Combatting genocide denialism was the main discussion in a webinar on Wednesday night run by Remembering Srebrenica UK, featuring a panel of experts and survivors who agreed that positive government intervention is key.
Emir Suljagić, Director of Srebrenica Memorial Centre and genocide survivor, said that the prevalence of genocide denial on social media is a result of “institutional denial.”
“What we see online, what we see on social media in terms of denial is no more than a reflection of institutional policies pursued by the Bosnian-Serb government,” Mr Suljagić said in the webinar.
“It’s not going to stop until the government actually stops doing that, until the media owned by the government stops perpetuating that….it’s a top down process.”
Mr Suljagić added that “denial today is the ultimate expression of the genocidal intent from 25 years ago”, and said “it’s not going to stop until the government stops.”
Last month, the Institute for Research of Genocide Canada called on Facebook to ban Srebrenica genocide denial after the social networking site announced it was banning Holocaust denial content on the platform, but no official statement was issued on its intent to ban denial of the genocide in Srebrenica.
According to Bosnian genocide expert Dr David Pettigrew, the initial step to overcoming genocide denial is recognising the varying ways it presents itself.
“First we need to understand the scope of denial,” he said, “denial is taking many forms that have to be addressed and resisted…from spoken denials, to the glorification of war criminals and of the atrocities.”
Dr Pettigrew listed various statues, plaques and monuments which have erected in Republika Srpska and one in the Brcko District which he described as “celebrating the people who committed the atrocities”.
“The one in Brcko that I saw last summer was dedicated ‘to the Serb defenders of Brcko’, so it’s turning a genocide into a defense,” he said in the webinar.
The genocide expert stated that these monuments were “colonising the cultural landscape with this narrative of revisionism and denial,” and acted as an intimidation tactic to deter people from returning to their pre-war homes and localities.
“I think it’s a kind of continuation of the genocide to intimidate people who would like to return to their homes from which they were forcibly expelled by atrocities, that have been ruled war crimes, including genocide,” Dr Pettigrew said.
A man forced to flee from his home in Brcko as a child in 1992 who did not attend the webinar and wishes to remain anonymous due to fear of online backlash, told the Sarajevo Times that when he returned to his hometown in 2019 for the first time, he felt angry and uncomfortable about the monument in the centre of his hometown.
“Seeing the monument dedicated to those I remember were actual aggressors, made me feel utterly unsafe and unwelcome,” he told the Sarajevo Times.
“I heard of it before arriving, but actually seeing it there was an insult to everything that happened there…makes me sick…it was an insult to all the spiritual injury I had carried for 28 years.
“Three days there [in Brcko] were all I could take before leaving again,” he said.

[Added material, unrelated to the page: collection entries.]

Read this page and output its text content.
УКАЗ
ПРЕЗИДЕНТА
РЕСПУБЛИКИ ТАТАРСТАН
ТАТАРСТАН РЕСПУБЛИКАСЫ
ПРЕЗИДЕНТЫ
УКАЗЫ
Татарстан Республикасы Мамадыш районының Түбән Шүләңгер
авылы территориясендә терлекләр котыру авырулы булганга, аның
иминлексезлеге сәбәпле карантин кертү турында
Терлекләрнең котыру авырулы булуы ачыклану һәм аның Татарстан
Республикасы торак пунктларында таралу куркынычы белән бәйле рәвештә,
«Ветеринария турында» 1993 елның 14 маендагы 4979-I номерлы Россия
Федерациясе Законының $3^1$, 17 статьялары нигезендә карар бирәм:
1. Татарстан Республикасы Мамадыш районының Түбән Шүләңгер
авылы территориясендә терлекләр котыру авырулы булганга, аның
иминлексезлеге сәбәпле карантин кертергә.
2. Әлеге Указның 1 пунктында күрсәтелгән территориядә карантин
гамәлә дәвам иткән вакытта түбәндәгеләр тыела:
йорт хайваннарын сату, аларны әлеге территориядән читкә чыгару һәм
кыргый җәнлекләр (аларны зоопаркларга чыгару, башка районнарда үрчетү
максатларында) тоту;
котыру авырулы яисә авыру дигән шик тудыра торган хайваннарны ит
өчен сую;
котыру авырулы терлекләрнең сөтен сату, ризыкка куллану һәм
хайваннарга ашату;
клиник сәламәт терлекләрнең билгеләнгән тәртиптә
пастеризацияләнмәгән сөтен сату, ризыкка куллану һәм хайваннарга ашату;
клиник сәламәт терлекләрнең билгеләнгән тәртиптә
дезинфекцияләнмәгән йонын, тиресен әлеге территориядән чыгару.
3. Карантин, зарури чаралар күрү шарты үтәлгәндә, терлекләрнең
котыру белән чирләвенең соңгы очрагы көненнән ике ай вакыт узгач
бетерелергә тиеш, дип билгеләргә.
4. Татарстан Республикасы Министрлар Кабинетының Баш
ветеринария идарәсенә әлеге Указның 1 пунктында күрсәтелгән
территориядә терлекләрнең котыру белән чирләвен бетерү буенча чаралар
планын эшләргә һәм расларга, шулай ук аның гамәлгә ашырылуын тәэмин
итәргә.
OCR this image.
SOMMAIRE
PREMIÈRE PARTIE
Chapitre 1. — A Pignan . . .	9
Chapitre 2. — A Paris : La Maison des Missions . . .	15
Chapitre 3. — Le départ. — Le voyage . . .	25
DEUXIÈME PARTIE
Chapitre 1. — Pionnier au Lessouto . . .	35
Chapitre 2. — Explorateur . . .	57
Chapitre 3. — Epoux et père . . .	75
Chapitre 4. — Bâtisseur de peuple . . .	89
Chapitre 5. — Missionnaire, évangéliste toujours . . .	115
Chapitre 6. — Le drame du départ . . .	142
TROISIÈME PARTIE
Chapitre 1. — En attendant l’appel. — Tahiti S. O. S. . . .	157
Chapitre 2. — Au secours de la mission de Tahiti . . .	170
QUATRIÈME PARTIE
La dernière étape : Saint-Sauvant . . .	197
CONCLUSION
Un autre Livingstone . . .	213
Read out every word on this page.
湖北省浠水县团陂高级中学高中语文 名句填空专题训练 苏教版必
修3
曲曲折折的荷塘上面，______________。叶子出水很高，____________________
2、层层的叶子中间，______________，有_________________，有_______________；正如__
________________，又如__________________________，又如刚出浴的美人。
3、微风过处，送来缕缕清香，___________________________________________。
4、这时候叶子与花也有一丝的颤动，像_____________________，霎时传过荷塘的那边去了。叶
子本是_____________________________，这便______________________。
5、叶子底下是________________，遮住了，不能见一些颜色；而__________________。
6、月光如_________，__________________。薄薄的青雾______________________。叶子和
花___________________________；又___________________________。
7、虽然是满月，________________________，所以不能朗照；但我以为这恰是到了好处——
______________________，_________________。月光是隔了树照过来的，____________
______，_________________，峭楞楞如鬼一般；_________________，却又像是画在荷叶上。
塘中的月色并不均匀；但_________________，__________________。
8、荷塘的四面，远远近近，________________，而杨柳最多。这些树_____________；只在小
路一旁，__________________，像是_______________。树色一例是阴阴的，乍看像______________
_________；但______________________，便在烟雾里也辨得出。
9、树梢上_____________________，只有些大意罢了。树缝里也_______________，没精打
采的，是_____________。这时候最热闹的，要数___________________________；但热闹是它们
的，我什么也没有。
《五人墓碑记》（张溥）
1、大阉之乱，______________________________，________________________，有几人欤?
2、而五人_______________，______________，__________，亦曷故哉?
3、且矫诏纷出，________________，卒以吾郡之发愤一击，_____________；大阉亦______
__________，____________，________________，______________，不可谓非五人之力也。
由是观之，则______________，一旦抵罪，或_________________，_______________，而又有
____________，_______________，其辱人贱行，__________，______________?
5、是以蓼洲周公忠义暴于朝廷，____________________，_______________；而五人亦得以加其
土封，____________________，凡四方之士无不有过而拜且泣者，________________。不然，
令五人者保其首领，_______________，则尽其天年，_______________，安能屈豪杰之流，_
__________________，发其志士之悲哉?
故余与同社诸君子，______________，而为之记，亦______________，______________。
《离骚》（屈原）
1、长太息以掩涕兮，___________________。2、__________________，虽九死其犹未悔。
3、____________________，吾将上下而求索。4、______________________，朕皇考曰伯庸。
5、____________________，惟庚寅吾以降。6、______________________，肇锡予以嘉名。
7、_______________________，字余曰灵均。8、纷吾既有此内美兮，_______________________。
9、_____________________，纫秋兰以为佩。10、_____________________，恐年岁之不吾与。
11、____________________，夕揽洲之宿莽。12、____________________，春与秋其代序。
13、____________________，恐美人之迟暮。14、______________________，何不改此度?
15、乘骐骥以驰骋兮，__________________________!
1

According to Dr Pettigrew, for reconciliation to occur, there is a need for laws to be implemented prohibiting genocide denial and the glorification of war criminals, as well constitutional reforms to allow disenfranchised Bosnians and their descendants to vote in elections, on behalf of those who cannot vote due to the genocide that occurred.
He also said that allowing memorial centres in Republika Srpska would be a step in the right direction.
“If remembering the atrocities were permitted publicly, that would be a pathway for reconciliation because that would be accepting the truth,” Dr Pettigrew said.
Although High Representative Valentin Inzko told the media that legislation banning denial of genocide would be adopted by the 2020 anniversary of the massacres in Srebrenica,no such law has been created.
The webinar was the last of a three part series honouring the ‘Untold Killing’ podcast launch, which was created as a commemorative project to mark 25 years since the Srebrenica massacre in eastern Bosnia in July 1995.
In commenting on the podcast, survivor and Deputy Director of Communications and Commemorations Arnesa Buljušmić-Kustura said it was created as “a vehicle for story telling” and “for survivors to be able to freely express themselves”, adding, “it’s literally in your ear, you can’t ignore it.”
The final episode in the ‘Untold Killing’ podcast will air on Thursday 26 November.